Students speak on Rutgers counseling services
Rutgers’ Counseling, Alcohol and Other Drug Assistance Program and Psychiatric Services (CAPS) have seen an increase in student clients since 2008, said Annmarie Wacha-Montes, assistant director for community-based services.
CAPS’ services include individual and group psychotherapy, alcohol and other drug counseling, medication management, crisis intervention, concentrated treatment program services, referrals to community specialists and community-based services.
“Approximately 4,500 students have contact with CAPS per year and (approximately) 120 new students per week during peak times of the semester,” Wacha-Montes said.
Some students said CAPS is often busy, making it difficult to secure an appointment for individual therapy. Rana Ibrahim, a School of Engineering senior, said she had tried to make appointments before, but they were all booked for two weeks.
“If you’re stressed about an exam that is coming in a week, what is an appointment in two weeks going to do for you?” she said.
Ibrahim said this is an issue found in Rutgers’ other professional and medical services as well.
Maggie Ngai, a School of Arts and Sciences junior, said while CAPS is busy, they always try their best to accommodate students who need help. She said rather than turning students down, they try to find times that work with students’ schedules.

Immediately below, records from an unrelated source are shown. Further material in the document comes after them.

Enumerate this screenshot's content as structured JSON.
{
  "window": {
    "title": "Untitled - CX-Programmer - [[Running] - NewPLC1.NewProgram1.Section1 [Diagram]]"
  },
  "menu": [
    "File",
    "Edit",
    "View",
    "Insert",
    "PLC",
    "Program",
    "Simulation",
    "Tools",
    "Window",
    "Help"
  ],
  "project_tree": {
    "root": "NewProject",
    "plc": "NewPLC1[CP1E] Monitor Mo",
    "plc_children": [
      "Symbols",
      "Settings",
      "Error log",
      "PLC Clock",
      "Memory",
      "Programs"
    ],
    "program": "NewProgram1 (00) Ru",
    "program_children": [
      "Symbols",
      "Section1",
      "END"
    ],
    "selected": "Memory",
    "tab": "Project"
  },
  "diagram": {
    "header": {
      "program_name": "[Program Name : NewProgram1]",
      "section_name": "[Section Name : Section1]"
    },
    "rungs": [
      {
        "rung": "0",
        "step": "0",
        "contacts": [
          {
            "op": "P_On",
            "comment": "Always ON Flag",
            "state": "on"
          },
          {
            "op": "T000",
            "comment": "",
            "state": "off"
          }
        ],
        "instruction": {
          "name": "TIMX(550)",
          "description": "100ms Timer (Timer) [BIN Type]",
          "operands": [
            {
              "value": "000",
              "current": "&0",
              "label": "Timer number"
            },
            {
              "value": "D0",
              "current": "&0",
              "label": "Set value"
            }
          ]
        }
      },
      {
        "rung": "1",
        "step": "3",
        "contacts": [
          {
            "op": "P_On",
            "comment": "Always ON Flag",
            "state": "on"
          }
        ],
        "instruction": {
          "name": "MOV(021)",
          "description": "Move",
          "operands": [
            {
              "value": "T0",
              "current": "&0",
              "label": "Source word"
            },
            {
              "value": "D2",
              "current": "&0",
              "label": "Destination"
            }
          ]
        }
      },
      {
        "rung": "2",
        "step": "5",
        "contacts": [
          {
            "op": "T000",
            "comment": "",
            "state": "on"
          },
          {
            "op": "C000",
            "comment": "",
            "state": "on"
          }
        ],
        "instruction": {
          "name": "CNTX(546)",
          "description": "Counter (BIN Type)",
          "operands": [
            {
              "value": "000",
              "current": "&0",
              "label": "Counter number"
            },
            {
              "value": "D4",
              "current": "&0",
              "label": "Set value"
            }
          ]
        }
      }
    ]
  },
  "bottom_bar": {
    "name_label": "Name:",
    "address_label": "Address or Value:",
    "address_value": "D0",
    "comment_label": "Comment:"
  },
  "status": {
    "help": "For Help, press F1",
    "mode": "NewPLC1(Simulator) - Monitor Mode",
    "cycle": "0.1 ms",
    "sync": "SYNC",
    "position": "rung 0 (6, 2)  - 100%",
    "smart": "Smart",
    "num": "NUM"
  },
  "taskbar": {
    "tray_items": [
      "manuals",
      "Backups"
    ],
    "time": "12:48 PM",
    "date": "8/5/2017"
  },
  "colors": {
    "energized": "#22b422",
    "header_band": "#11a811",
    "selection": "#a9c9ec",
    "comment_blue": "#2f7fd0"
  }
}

“What I appreciated the most about CAPS was just how transparent they were,” Ngai said. “They always informed me about the purpose behind filling out certain forms, the types of therapies offered and how the processes worked.”
Ahua Traore, a School of Arts and Sciences senior, said it is difficult for CAPS to tend to everyone due to the number of students who need regular counseling within the large school that is Rutgers. She said Rutgers should invest more in CAPS due to the increase in demand for mental health services.

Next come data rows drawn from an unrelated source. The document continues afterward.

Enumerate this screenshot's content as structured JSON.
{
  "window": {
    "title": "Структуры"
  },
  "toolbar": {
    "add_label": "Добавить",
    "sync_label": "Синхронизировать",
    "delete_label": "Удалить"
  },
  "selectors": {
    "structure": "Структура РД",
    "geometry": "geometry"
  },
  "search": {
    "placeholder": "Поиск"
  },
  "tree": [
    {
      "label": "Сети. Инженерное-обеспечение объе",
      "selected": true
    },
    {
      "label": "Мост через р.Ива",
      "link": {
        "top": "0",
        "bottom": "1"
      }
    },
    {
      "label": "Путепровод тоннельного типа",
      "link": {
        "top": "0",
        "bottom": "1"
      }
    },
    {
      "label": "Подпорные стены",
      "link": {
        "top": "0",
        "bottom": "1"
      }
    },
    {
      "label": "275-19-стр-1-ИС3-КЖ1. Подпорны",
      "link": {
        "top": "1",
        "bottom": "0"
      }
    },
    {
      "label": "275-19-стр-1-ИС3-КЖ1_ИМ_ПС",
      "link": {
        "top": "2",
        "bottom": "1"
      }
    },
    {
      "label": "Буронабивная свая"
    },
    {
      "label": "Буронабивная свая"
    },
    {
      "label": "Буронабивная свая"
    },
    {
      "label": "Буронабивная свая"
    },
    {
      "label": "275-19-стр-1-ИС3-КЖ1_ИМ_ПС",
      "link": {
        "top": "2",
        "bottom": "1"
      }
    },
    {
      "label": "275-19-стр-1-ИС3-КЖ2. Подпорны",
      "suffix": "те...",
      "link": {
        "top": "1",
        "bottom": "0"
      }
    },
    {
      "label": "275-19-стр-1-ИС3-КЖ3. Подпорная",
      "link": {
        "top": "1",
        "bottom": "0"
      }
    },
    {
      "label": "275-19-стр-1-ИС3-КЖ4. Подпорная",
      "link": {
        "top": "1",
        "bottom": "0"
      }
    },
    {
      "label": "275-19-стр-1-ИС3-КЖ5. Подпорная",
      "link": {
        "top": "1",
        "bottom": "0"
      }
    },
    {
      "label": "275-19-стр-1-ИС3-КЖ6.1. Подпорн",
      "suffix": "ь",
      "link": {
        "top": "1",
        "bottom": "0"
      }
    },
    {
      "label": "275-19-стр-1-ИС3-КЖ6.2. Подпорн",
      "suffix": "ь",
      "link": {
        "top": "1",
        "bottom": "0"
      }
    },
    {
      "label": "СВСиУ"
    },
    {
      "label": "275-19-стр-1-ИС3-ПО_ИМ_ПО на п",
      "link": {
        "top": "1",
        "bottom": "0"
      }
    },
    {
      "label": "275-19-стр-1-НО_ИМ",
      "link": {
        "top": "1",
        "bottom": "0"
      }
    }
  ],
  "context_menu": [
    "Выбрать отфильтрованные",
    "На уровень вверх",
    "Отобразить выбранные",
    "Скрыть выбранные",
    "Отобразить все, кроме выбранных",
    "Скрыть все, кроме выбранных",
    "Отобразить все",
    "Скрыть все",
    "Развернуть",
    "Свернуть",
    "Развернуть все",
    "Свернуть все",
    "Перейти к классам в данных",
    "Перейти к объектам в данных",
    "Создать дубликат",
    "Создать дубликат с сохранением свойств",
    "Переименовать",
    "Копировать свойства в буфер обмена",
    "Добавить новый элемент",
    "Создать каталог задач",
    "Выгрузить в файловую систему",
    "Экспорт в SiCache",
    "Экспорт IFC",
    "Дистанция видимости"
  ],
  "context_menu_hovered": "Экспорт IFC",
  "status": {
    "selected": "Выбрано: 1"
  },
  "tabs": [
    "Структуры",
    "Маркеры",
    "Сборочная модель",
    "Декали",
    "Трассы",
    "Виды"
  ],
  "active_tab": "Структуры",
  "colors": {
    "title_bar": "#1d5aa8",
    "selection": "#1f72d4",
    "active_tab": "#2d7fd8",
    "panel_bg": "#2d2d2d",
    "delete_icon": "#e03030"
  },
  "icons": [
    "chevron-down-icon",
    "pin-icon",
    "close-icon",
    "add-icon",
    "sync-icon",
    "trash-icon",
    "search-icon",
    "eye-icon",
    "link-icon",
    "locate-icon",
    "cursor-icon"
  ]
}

Traore said she has gotten individual therapy and group therapy from CAPS, both positive experiences for her.
“CAPS is honestly one of the reasons I haven’t dropped out,” she said. “When I wasn’t going to class or work due to not being able to get out of bed, I would still go to CAPS. It offered some relief. At one point, I was even lucky enough to connect with other students who were struggling through the group meetings I would attend every week.”
CAPS has seen an increase of students in its group therapy program, Wacha-Montes said. The program has expanded over the past several years to offer workshops and semester-long groups. Group themes include anxiety, depression, emotional regulation, eating issues, grief and loss, sexual identity and interpersonal issues.

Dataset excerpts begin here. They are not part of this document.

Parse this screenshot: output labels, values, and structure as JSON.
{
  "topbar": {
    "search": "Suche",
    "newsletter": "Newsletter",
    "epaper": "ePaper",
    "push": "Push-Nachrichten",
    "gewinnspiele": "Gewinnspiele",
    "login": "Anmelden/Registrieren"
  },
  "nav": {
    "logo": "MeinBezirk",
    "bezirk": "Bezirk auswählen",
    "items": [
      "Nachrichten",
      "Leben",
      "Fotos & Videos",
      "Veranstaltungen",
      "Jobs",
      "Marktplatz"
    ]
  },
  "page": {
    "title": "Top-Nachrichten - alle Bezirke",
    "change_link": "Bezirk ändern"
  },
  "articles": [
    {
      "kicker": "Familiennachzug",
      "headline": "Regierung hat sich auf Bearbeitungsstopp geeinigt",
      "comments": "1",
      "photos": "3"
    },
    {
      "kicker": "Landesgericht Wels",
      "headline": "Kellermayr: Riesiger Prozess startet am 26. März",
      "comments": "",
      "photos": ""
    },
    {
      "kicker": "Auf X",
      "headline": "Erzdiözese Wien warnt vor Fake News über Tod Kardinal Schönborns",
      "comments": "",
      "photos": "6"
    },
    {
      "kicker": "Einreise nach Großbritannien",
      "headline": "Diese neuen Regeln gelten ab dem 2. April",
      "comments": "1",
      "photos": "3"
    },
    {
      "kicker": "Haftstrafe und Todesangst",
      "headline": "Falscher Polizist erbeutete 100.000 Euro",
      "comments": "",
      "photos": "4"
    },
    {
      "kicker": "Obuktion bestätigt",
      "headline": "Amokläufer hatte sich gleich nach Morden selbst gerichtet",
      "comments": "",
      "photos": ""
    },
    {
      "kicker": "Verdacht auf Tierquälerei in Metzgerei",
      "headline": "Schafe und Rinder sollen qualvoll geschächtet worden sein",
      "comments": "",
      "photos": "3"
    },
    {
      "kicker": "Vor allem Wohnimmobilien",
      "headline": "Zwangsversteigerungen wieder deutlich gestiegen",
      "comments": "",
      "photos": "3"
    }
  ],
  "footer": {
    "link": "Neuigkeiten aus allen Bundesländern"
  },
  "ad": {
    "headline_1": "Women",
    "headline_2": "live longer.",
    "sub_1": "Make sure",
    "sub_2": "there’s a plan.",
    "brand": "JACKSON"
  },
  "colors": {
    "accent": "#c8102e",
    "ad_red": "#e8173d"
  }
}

“Students often find groups as a space to connect with others on campus where their experiences are validated,” said Tam Rovitto, the group therapy program coordinator. “Students also get support from other group members while working toward their personal goals.”
Traore also said her counselors in individual therapy were helpful in giving insight and perspective.
“Being able to talk and bounce my ideas off of someone who was there exclusively for me helped keep me balanced,” she said.
Ngai said she learned self-love and understanding from going to CAPS.
“What I learned from going to CAPS was the importance of having mercy on myself,” she said. “To learn to understand and love myself more. That during hard times it is okay to acknowledge my negative emotions — although the present may sometimes seem unbearable and hopeless that doesn’t mean that the future will be that way. Taking the first step into CAPS means that we are also taking the first step to help and improve ourselves.”